Last, with Zimbabwe set on this IMF-Greek path, one should not overlook the implications for the IMF's comforting assurances about financial stability.

Oh if Zimbabwe only had its own currency to help resolve all this! But even though, in contrast to Greece, there is no underlying political consensus in favor of permanence for the prevailing currency arrangements nor any negative spillovers elsewhere in the "currency union" from Zimexit, any such move now would be explosive, forex controls or no. It is not an option now.
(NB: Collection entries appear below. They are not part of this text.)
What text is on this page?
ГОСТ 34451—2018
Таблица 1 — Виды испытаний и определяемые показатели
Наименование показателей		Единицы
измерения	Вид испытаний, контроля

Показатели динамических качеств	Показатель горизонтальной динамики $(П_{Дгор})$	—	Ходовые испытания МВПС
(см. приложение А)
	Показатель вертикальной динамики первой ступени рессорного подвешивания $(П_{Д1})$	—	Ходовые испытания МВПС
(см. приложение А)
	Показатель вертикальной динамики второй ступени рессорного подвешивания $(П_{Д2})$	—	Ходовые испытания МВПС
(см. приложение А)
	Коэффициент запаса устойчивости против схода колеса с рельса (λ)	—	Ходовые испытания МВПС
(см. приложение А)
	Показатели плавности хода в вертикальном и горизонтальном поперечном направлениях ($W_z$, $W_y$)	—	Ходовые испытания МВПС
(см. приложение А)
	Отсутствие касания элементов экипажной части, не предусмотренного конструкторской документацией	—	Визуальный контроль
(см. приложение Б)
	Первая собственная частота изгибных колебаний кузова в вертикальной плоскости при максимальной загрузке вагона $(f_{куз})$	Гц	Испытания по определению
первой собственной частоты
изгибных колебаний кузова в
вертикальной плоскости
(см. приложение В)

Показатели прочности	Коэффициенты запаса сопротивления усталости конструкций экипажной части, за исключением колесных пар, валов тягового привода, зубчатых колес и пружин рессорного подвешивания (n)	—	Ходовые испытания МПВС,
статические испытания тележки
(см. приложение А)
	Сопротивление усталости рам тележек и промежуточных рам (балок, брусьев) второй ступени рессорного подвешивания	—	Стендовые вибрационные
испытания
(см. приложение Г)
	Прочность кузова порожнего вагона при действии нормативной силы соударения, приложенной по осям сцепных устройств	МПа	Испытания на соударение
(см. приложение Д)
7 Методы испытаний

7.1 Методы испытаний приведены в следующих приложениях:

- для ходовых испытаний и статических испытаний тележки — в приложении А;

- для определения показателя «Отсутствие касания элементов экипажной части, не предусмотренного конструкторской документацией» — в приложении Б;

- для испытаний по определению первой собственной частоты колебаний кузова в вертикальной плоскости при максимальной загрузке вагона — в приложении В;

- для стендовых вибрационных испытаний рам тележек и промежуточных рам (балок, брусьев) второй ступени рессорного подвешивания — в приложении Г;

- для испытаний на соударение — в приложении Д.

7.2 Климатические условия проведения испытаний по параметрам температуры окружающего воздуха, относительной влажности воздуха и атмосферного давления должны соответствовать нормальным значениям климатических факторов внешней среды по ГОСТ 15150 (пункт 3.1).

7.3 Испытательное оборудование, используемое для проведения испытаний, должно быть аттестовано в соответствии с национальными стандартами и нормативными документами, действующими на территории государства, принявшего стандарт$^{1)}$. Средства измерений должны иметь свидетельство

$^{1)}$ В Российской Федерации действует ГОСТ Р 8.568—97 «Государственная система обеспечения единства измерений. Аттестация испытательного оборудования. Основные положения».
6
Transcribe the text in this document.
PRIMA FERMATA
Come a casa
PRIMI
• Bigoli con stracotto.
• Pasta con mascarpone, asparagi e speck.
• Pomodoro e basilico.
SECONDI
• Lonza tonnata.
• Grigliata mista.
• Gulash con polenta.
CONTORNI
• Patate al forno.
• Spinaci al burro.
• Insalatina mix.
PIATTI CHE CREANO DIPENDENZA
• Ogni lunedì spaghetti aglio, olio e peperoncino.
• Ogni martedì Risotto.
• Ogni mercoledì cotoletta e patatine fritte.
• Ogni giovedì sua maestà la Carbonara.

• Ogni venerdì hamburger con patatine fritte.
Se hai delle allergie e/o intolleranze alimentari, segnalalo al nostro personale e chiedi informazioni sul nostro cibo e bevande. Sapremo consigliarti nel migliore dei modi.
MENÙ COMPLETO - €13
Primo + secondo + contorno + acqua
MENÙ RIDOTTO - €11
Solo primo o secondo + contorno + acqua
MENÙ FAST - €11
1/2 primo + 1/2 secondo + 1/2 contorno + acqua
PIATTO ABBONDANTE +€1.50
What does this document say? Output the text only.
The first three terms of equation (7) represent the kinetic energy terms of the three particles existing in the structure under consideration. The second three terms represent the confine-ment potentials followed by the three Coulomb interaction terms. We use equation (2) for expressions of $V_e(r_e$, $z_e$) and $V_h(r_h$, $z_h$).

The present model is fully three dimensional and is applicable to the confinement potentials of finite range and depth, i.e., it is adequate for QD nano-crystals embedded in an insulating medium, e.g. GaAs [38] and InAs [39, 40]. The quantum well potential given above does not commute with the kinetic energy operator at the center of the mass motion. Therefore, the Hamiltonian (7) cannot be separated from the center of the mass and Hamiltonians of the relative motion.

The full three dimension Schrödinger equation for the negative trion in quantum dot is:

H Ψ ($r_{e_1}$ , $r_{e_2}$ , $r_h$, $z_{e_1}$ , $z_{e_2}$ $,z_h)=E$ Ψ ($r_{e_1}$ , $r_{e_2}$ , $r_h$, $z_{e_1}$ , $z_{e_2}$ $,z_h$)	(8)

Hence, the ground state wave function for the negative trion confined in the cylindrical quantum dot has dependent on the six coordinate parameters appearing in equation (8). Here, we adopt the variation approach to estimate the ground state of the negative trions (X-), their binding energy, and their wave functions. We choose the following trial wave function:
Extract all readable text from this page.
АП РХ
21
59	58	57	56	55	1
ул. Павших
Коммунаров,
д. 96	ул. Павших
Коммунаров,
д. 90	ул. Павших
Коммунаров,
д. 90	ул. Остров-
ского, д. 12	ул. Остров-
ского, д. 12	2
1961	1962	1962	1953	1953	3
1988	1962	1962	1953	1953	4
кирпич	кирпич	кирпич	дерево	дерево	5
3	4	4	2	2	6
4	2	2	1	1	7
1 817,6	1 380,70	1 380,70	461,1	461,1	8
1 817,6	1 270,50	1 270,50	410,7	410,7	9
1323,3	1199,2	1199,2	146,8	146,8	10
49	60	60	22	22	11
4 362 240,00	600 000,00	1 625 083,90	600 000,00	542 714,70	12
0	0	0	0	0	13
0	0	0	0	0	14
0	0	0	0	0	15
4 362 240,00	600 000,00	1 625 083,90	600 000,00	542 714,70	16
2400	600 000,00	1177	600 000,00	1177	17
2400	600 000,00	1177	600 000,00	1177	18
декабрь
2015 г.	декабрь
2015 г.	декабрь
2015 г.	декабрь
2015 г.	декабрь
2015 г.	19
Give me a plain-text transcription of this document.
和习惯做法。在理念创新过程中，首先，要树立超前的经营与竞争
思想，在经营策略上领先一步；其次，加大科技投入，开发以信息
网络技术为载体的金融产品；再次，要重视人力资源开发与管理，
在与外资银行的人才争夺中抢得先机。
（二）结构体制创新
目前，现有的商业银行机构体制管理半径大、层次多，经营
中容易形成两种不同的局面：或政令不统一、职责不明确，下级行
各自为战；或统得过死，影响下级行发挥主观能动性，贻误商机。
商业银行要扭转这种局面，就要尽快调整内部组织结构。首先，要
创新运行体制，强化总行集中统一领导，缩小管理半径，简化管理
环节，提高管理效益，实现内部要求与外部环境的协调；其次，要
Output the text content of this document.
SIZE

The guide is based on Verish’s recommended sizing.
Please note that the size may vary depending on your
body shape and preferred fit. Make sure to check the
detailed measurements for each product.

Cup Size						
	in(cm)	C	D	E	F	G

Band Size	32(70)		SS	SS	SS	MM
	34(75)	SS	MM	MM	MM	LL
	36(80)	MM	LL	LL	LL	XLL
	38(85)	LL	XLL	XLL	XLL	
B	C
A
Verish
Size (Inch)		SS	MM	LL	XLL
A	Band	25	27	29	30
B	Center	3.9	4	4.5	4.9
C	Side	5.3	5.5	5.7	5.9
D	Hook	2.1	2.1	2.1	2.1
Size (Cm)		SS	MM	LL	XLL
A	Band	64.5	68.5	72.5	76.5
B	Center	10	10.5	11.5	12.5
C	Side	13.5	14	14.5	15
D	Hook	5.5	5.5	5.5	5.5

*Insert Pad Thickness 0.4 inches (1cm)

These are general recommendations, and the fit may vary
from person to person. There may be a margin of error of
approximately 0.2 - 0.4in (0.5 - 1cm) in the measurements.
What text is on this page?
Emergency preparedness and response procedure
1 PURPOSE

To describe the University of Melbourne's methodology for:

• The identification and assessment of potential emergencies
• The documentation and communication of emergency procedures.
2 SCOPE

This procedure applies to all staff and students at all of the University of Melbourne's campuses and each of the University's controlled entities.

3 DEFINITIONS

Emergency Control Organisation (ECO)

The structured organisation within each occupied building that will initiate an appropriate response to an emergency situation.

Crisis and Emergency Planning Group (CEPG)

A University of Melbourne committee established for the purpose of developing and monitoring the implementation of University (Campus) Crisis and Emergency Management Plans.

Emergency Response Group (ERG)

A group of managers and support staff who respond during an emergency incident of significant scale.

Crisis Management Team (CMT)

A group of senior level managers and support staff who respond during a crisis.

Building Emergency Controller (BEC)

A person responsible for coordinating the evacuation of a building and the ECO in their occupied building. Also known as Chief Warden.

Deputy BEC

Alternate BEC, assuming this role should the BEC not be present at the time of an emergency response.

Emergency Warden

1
That leaves massive early debt reduction as the only way out of the Mugabe legacy. Even with all the IMF's prognostication—lets call it—optimism, including flattering debt-carrying capacity with its inflation projections, they still classify Zimbabwe as "in debt distress" because although ratios of debt to GDP are not high by current industrial country standards, debt to revenue ratios are. So with Mugabe having recently cleared arrears to the IMF, Zimbabwe finds itself in the very early stages of a marathon slog towards distant HIPC debt relief.

But the precarious balance in Zimbabwe cannot wait for all that while draconian fiscal withdrawal sucks any remaining life out of the economy. If creditors will not make an early exception for an evidently macroeconomically exceptional case like this one, they, through the unreformed IMF and even with Mugabe finally gone, condemn it, like Greece, to further catastrophe.